October 22, 2019
Article by the Ironpaper team.
Content marketers, beware: The people who buy technology products and services don’t care how many awards your company has won or how long you’ve been in business.
Buyers crave valuable, educational content that helps them overcome challenges and make difficult decisions quickly. When content marketers focus on fixing buyers’ problems -- rather than features and technologies -- they establish more trust and their content resonates with buyers.
Why is this important?
Trust makes the buyer eager for more insightful information, which increases the likelihood they will become a sales qualified lead and, eventually, a paying customer.
Nearly half of buyers view 3-5 pieces of content before engaging with a sales rep
Early in the sales process, people want to research on their own. That’s why 47% of buyers view three to five pieces of content before engaging with a sales representative1. To capitalize on this pattern, B2B tech companies with complex SaaS, IoT or IT products need to develop assets that speak to leads where they are in the buyer’s journey.
The best way to keep customers engaged through a long sales process is to build a relationship that is laser-focus on their needs. That’s why the rest of this article shows you how to deliver content leads will embrace in five, strategic steps.
As you begin the content development process, it’s crucial for content marketers to learn from the sales teams who interact directly with leads every day and the easiest way to capture those insights is in an interview session.
If that sounds daunting, it shouldn’t be. Don’t get caught up in asking the “right” questions or creating a lengthy survey. Instead, just talk with them. The goal is to leave the meeting knowing who the best leads are (in terms of title, company size, etc.) and understanding how they describe their challenges in specific language. Armed with these profiles and pain points, the marketing team will be better equipped to create more relevant problem-solving content.
For example, insights from a salesperson may inform marketers that one potential buyer persona is a telecom service provider whose customers are leaving the business because the network isn’t secure enough. In this case, the buyer is looking for new software to make their network more secure, so the business can rebound.
Thanks to their conversation with sales, marketing knows the buyer wants a primer about general security problems that affect telecom networks before he or she starts researching which type of software to buy.
There are three stages of the buyer's journey: awareness (they’ve never heard of your brand), consideration (they’re comparing you to competitors), and decision (they’re almost ready to pull the trigger on a purchase). When the marketer for this telecom security software provider is creating their content strategy, they should approach it by creating valuable content and insights for each stage, in order. That way the target buyer gets educated before being rushed into a purchasing decision, which builds trust in the company. A few content ideas for that fictional marketer might be:
Before scaling up content efforts, marketers should test various formats -- blogs, ebooks, white papers, webinars -- and different subject matter to determine what buyers are most receptive to. For example, after writing three blog posts -- a list of recommendations, a how-to, and a Q&A -- content marketers should analyze the data to determine which type generates the most buyer interest. If the blog that’s structured like a Q&A generates the most marketing leads, it makes sense to produce more Q&A blogs that can be collected and reformatted as something else, like an eBook or white paper.

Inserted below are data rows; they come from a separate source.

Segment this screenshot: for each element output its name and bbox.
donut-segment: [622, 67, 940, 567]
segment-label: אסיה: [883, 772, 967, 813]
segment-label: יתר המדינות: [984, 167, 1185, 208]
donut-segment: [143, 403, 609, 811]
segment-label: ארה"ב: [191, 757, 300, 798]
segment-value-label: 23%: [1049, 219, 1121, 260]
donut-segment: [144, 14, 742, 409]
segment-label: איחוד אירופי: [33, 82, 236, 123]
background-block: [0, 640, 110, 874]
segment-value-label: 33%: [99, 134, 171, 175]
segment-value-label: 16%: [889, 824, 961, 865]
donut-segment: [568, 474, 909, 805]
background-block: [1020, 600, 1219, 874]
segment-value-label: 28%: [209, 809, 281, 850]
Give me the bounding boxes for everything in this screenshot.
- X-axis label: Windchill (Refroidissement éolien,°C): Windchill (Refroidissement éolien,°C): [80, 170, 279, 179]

That said, this information doesn’t mean all recommendations and how-to blogs don’t convert. Instead, it simply means those styles need more tweaking to resonate with website visitors on the same level. Keep experimenting and measuring results to find out what really works for the target market.
Once the content team has a sense of what’s working, it’s time to generate a consistent flow of blogs and articles since 49% of business-to-business marketers say these are the most valuable types of content marketing for moving prospects through the sales funnel.
The more relevant and insightful the content is, the more effective it will be at solving buyers’ problems, establishing their trust, and converting them into sales qualified leads. Airtight alignment on content strategy between sales and marketing is essential to content marketing effectiveness in generating sales qualified leads.
Airtight alignment on content strategy between sales and marketing is essential to content marketing effectiveness in generating sales qualified leads.
The more B2B tech companies combine the knowledge and skills of sales and marketing professionals to create valuable content, the more helpful the content will be for buyers. Like many aspects of successful business, this needs to be a team effort with sales and marketing working together to help buyers overcome obstacles.
It’s still not enough to create helpful content for solving buyers’ problems. Follow-up is needed. B2B tech providers should measure the content’s effectiveness by studying which keywords generate the most sales qualified leads. If buyers consume more blogs than white papers, figure out why.
Seek to understand what it was about the white paper content that resonated more with buyers than the blog. Analyzing this can help fine-tune the next piece of content. If one blog headline generated a lot more leads than several others, try to figure out why. Armed with these new insights, create more targeted content.
From there, adjust your content strategy and keywords based on what you learn. Be pragmatic. Do what works. Shelve what doesn’t. Test early and often. Iterate early and often. Use data to make better decisions about what content to produce that solves buyers’ problems. Then, add fuel to the fire of great content with paid ads to drive even more traffic.